All this, coupled with the clearly stated aims of individuals and groups like Schwab, Harari, Gates, the World Economic Forum and the Great Reset mob, makes it clear that we whistle-blowers and questioners were absolutely right to stick our necks out and dare to look closer at what was – and is – happening.
There are now innumerable articles and videos and plenty of books on all this. Last year I offered this list of titles.

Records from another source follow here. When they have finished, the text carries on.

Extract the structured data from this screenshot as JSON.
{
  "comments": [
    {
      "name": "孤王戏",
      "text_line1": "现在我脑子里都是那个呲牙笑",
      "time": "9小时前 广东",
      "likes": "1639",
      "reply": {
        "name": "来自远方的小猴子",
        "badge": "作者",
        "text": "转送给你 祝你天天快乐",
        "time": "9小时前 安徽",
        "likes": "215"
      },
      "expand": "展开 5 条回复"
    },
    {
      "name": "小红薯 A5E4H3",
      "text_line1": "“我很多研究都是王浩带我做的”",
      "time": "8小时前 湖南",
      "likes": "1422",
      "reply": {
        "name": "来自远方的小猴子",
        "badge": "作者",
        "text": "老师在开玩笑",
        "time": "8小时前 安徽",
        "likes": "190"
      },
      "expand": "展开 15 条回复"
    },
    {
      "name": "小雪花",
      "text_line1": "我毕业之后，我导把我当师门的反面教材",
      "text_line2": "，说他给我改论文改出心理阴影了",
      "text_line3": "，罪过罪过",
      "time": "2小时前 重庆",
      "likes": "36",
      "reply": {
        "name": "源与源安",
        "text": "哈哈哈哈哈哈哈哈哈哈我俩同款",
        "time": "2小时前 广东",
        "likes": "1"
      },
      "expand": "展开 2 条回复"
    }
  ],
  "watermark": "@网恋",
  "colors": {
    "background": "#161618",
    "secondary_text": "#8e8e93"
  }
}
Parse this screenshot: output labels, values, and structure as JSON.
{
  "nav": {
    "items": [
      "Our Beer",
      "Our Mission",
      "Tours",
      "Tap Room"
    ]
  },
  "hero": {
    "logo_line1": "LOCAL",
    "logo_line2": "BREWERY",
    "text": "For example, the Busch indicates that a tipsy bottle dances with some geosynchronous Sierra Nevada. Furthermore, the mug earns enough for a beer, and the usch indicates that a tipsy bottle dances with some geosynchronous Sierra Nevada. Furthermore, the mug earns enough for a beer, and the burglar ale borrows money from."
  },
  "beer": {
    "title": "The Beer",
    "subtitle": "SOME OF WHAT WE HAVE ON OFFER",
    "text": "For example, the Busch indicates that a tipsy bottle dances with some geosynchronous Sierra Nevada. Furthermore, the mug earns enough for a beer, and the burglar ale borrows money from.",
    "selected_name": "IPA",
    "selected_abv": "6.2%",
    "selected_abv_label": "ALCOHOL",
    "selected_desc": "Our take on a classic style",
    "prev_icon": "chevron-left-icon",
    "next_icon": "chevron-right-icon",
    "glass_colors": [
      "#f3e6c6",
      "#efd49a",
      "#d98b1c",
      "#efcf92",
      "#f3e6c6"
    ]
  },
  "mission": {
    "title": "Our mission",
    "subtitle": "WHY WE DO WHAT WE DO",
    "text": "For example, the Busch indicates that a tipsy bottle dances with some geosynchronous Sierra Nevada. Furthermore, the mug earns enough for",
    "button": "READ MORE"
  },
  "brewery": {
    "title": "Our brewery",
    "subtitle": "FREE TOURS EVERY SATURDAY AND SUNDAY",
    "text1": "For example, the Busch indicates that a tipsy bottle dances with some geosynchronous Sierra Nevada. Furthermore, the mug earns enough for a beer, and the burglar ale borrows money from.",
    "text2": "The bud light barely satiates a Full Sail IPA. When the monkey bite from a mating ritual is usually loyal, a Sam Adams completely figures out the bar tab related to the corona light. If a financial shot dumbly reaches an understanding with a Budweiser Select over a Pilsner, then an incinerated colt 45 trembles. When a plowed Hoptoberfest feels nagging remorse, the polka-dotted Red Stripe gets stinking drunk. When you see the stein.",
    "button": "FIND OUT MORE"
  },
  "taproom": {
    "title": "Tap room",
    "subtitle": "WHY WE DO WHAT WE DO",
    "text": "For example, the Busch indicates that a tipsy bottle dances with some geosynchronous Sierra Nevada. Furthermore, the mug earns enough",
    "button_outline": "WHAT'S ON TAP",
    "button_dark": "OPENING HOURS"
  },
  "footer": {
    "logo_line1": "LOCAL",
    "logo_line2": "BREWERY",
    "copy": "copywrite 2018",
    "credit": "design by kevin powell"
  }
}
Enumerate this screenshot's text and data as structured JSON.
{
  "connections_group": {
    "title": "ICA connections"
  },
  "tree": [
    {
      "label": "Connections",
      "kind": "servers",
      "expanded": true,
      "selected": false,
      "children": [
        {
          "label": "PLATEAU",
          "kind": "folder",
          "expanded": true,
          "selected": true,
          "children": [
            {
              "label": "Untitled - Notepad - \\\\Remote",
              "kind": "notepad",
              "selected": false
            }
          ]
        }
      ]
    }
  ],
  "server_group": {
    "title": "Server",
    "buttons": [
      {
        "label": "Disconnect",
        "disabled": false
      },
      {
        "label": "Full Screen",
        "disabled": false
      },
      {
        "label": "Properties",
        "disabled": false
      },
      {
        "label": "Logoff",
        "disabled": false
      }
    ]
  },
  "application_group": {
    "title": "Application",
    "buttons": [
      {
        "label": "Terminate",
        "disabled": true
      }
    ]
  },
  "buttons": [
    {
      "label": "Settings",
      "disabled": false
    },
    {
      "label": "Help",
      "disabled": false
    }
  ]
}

Four recent articles that have appeared on these matters are worth drawing your attention to. The first one speaks about slodderwetenschap (the Dutch term for ‘sloppy science’). The authors say this especially occurred during the COVID-19 pandemic:
We had front-row seats to witness the media reporting claims of a breakthrough made one day, then dismissed the next. It’s one of the first occasions the public has been able to clearly see how messy the scientific process can be – when it’s done sloppily.
One of the more public facets in the swirling whirl of COVID-19 misinformation was the continuing role of Dr Anthony Fauci, the Chief Medical Officer to the President of the USA. Fauci insisted that his pronouncements of the moment, such as suggesting it would only take 15 days to slow the spread of the virus or that masks were ‘unnecessary’, were ‘science’ and as such not to be questioned. Yet, the main method of science is to question. Fauci was abusing his claims of expertise and in the process helping to erode the public’s trust in science itself.
The researchers argue that one of the drivers of sloppy science is that people find it hard to accept results that are a work in progress; they much prefer the neatness and superficial completeness that often comes with incorrect work. It can mean that shortcuts are taken – and alternatives are ignored because they cause disruption.
Results that are desired are often declared correct due to political and financial pressures or even fears. This culture involves accepting storylines that are presented without further examination (eg, Fauci’s ‘I am Science’). Naïve acceptance can cause real harm – especially when the initial claims need to be qualified or are disproved. What arose during the COVID-19 pandemic was the increasing proliferation of unsound science, which meant policy leaders – misled by misinformation – made terrible decisions with devastating ramifications. The debate about the longevity of lockdowns as a means of dealing with COVID-19 and the seemingly deliberate suppression of the role of natural immunity post-infection stand out as two prominent examples.
They close their piece by outlining seven critical mistakes where sloppy science can creep into the scientific process:
1. Jumping straight into giving explanations for unexpected observations. The impulse to be the first to obtain results makes shortcuts tempting.2. Disregarding variables that could be of importance to the research. Selecting suitable variables is critical for good science – it’s a process that should not be rushed.3. Not correctly considering the context of the experiment. For example, how the research relates to the real world.4. Inflexible modelling. For example, only using a single model instead of an open-ended model to determine outcomes.5. Making bad sampling assertions. Like applying statistical functions across populations as a whole – when they may only apply to specific subsets.6. The overuse of labelling and categorisation.